La ricerca e la passione di Rudy Sandi hanno quindi permesso di riportare in produzione un vitigno autoctono che era stato inconsciamente allevato fino alla fine dell’Ottocento nella media e nella bassa valle e che poi rischiava di perdersi definitivamente, se non nelle sue varietà incrociate e mutate nel Rouge du Pays nel Vallese.
A questo punto mancava un produttore che si prendesse cura di questo vitigno riscoperto e che scommettesse sulle sue caratteristiche. Rudy Sandi ha trovato in Didier Gerbelle di Aymavilles un giovane viticoltore che ha subito sposato l’idea di recuperare un vitigno a bacca rossa autoctono, dalla storia così affascinante. Il vitigno si è rivelato da subito forte, vigoroso, resistente a diverse malattie, ma dalla produzione altalenante nelle diverse annate. “L’uva del Neret - spiega Didier Gerbelle - sprigiona da subito aromi e profumi diversi dagli altri autoctoni, dal colore simile al Fumin, ma dai tannini meno marcati.”
La prima produzione di casa Gerbelle è stata quella del 2013 ed è coincisa con la nascita del suo primo figlio, Christophe, da qui il nome in etichetta “L’Ainé”, il primogenito, anche per il fatto che era la prima vigna dedicata completamente al vitigno Neret nella storia valdostana. “L’Ainé” in particolare è fatto macerare sulle bucce sessanta/settanta giorni prima di essere lavorato e presenta nel bicchiere un profilo aromatico ricco di note di prugne e more, soprattutto è dotato al sorso di un tannino serrato e più rotondo, di bella grana, con un finale sapido e setoso. Ecco quindi il nuovo custode di questo vitigno autoctono.

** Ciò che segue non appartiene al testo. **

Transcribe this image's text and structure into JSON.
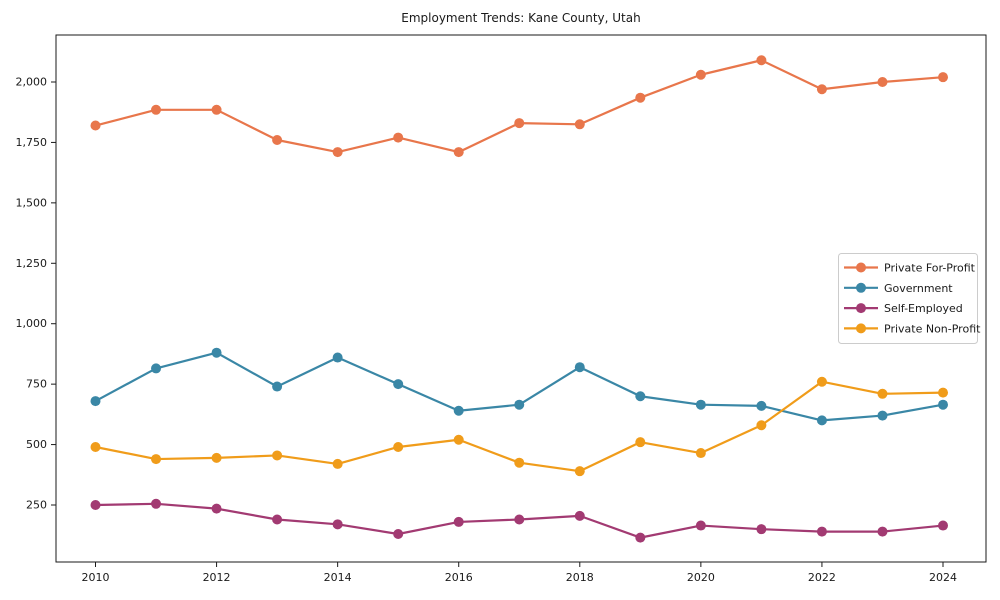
{
  "chart_data": {
    "type": "line",
    "title": "Employment Trends: Kane County, Utah",
    "xlabel": "",
    "ylabel": "",
    "x": [
      2010,
      2011,
      2012,
      2013,
      2014,
      2015,
      2016,
      2017,
      2018,
      2019,
      2020,
      2021,
      2022,
      2023,
      2024
    ],
    "x_ticks": [
      2010,
      2012,
      2014,
      2016,
      2018,
      2020,
      2022,
      2024
    ],
    "x_tick_labels": [
      "2010",
      "2012",
      "2014",
      "2016",
      "2018",
      "2020",
      "2022",
      "2024"
    ],
    "y_ticks": [
      250,
      500,
      750,
      1000,
      1250,
      1500,
      1750,
      2000
    ],
    "y_tick_labels": [
      "250",
      "500",
      "750",
      "1,000",
      "1,250",
      "1,500",
      "1,750",
      "2,000"
    ],
    "xlim": [
      2009.35,
      2024.71
    ],
    "ylim": [
      14,
      2194
    ],
    "grid": false,
    "legend_position": "center right",
    "marker": "circle",
    "series": [
      {
        "name": "Private For-Profit",
        "color": "#E8764B",
        "values": [
          1820,
          1885,
          1885,
          1760,
          1710,
          1770,
          1710,
          1830,
          1825,
          1935,
          2030,
          2090,
          1970,
          2000,
          2020
        ]
      },
      {
        "name": "Government",
        "color": "#3A87A6",
        "values": [
          680,
          815,
          880,
          740,
          860,
          750,
          640,
          665,
          820,
          700,
          665,
          660,
          600,
          620,
          665
        ]
      },
      {
        "name": "Self-Employed",
        "color": "#A23A72",
        "values": [
          250,
          255,
          235,
          190,
          170,
          130,
          180,
          190,
          205,
          115,
          165,
          150,
          140,
          140,
          165
        ]
      },
      {
        "name": "Private Non-Profit",
        "color": "#F09C1A",
        "values": [
          490,
          440,
          445,
          455,
          420,
          490,
          520,
          425,
          390,
          510,
          465,
          580,
          760,
          710,
          715
        ]
      }
    ]
  }
}
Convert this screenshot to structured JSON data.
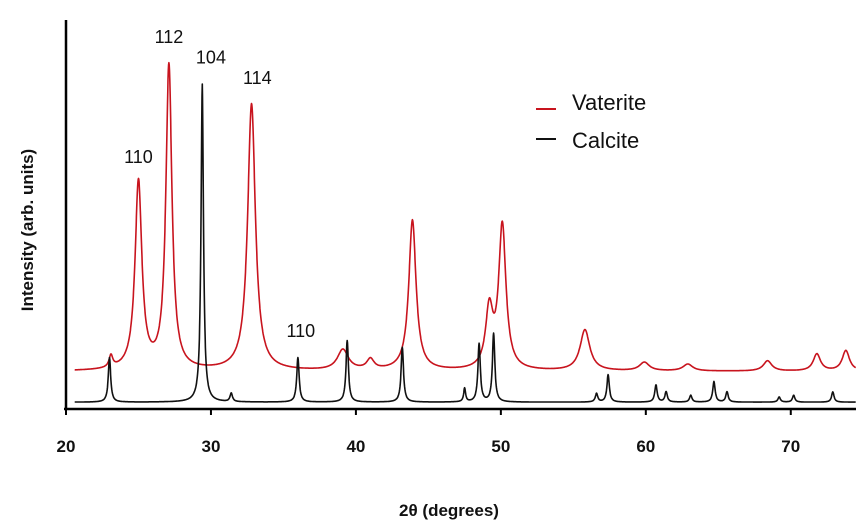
{
  "chart_data": {
    "type": "line",
    "xlabel": "2θ (degrees)",
    "ylabel": "Intensity (arb. units)",
    "xlim": [
      20,
      74.5
    ],
    "ylim": [
      0,
      100
    ],
    "xticks": [
      20,
      30,
      40,
      50,
      60,
      70
    ],
    "grid": false,
    "legend_position": "top-right",
    "series": [
      {
        "name": "Vaterite",
        "color": "#c8141e",
        "baseline": 11,
        "baseline_end": 11,
        "peaks": [
          {
            "x": 23.1,
            "y": 14.5,
            "w": 0.15
          },
          {
            "x": 25.0,
            "y": 66,
            "w": 0.28
          },
          {
            "x": 27.1,
            "y": 100,
            "w": 0.25
          },
          {
            "x": 32.8,
            "y": 89,
            "w": 0.32
          },
          {
            "x": 39.1,
            "y": 17,
            "w": 0.45
          },
          {
            "x": 41.0,
            "y": 14,
            "w": 0.3
          },
          {
            "x": 43.9,
            "y": 55,
            "w": 0.3
          },
          {
            "x": 49.2,
            "y": 28,
            "w": 0.3
          },
          {
            "x": 50.1,
            "y": 53,
            "w": 0.3
          },
          {
            "x": 55.8,
            "y": 23,
            "w": 0.4
          },
          {
            "x": 59.9,
            "y": 13.5,
            "w": 0.4
          },
          {
            "x": 62.9,
            "y": 13,
            "w": 0.4
          },
          {
            "x": 68.4,
            "y": 14,
            "w": 0.35
          },
          {
            "x": 71.8,
            "y": 16,
            "w": 0.3
          },
          {
            "x": 73.8,
            "y": 17,
            "w": 0.3
          }
        ]
      },
      {
        "name": "Calcite",
        "color": "#111111",
        "baseline": 2,
        "baseline_end": 2,
        "peaks": [
          {
            "x": 23.0,
            "y": 15,
            "w": 0.1
          },
          {
            "x": 29.4,
            "y": 95,
            "w": 0.1
          },
          {
            "x": 31.4,
            "y": 4.5,
            "w": 0.1
          },
          {
            "x": 36.0,
            "y": 15,
            "w": 0.1
          },
          {
            "x": 39.4,
            "y": 20,
            "w": 0.1
          },
          {
            "x": 43.2,
            "y": 18,
            "w": 0.1
          },
          {
            "x": 47.5,
            "y": 6,
            "w": 0.08
          },
          {
            "x": 48.5,
            "y": 19,
            "w": 0.1
          },
          {
            "x": 49.5,
            "y": 22,
            "w": 0.1
          },
          {
            "x": 56.6,
            "y": 4.5,
            "w": 0.1
          },
          {
            "x": 57.4,
            "y": 10,
            "w": 0.1
          },
          {
            "x": 60.7,
            "y": 7,
            "w": 0.1
          },
          {
            "x": 61.4,
            "y": 5,
            "w": 0.1
          },
          {
            "x": 63.1,
            "y": 4,
            "w": 0.1
          },
          {
            "x": 64.7,
            "y": 8,
            "w": 0.1
          },
          {
            "x": 65.6,
            "y": 5,
            "w": 0.1
          },
          {
            "x": 69.2,
            "y": 3.5,
            "w": 0.1
          },
          {
            "x": 70.2,
            "y": 4,
            "w": 0.1
          },
          {
            "x": 72.9,
            "y": 5,
            "w": 0.1
          }
        ]
      }
    ],
    "annotations": [
      {
        "text": "110",
        "x": 25.0,
        "y": 72
      },
      {
        "text": "112",
        "x": 27.1,
        "y": 107
      },
      {
        "text": "104",
        "x": 30.0,
        "y": 101
      },
      {
        "text": "114",
        "x": 33.2,
        "y": 95
      },
      {
        "text": "110",
        "x": 36.2,
        "y": 21
      }
    ]
  }
}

In questi anni il Neret ha trovato fortuna presso diversi produttori. L’Institut Agricole Régional lo usa spesso per andare a completare le DOC ed i vini in barrique, tra cui il Sirah e il Fumin. La famiglia Grosjean lo coltiva per dare vita al recupero di un antico vino: il Clairet, che già nel 1494 dai documenti dei Passerin d’Entrèves veniva servito al castello di Issogne al re di Francia Carlo VIII. La Cantina Grosjean ha voluto quindi reinterpretarlo con attenzioni che partono dalla vigna per finire in cantina in un “blend” di Picotendro e Neret appunto.
Il Neret. Un vitigno forse un po dimenticato, ma reso immortale prima e pregiato poi, grazie alla passione della ricerca e al lavoro dei viticoltori valdostani.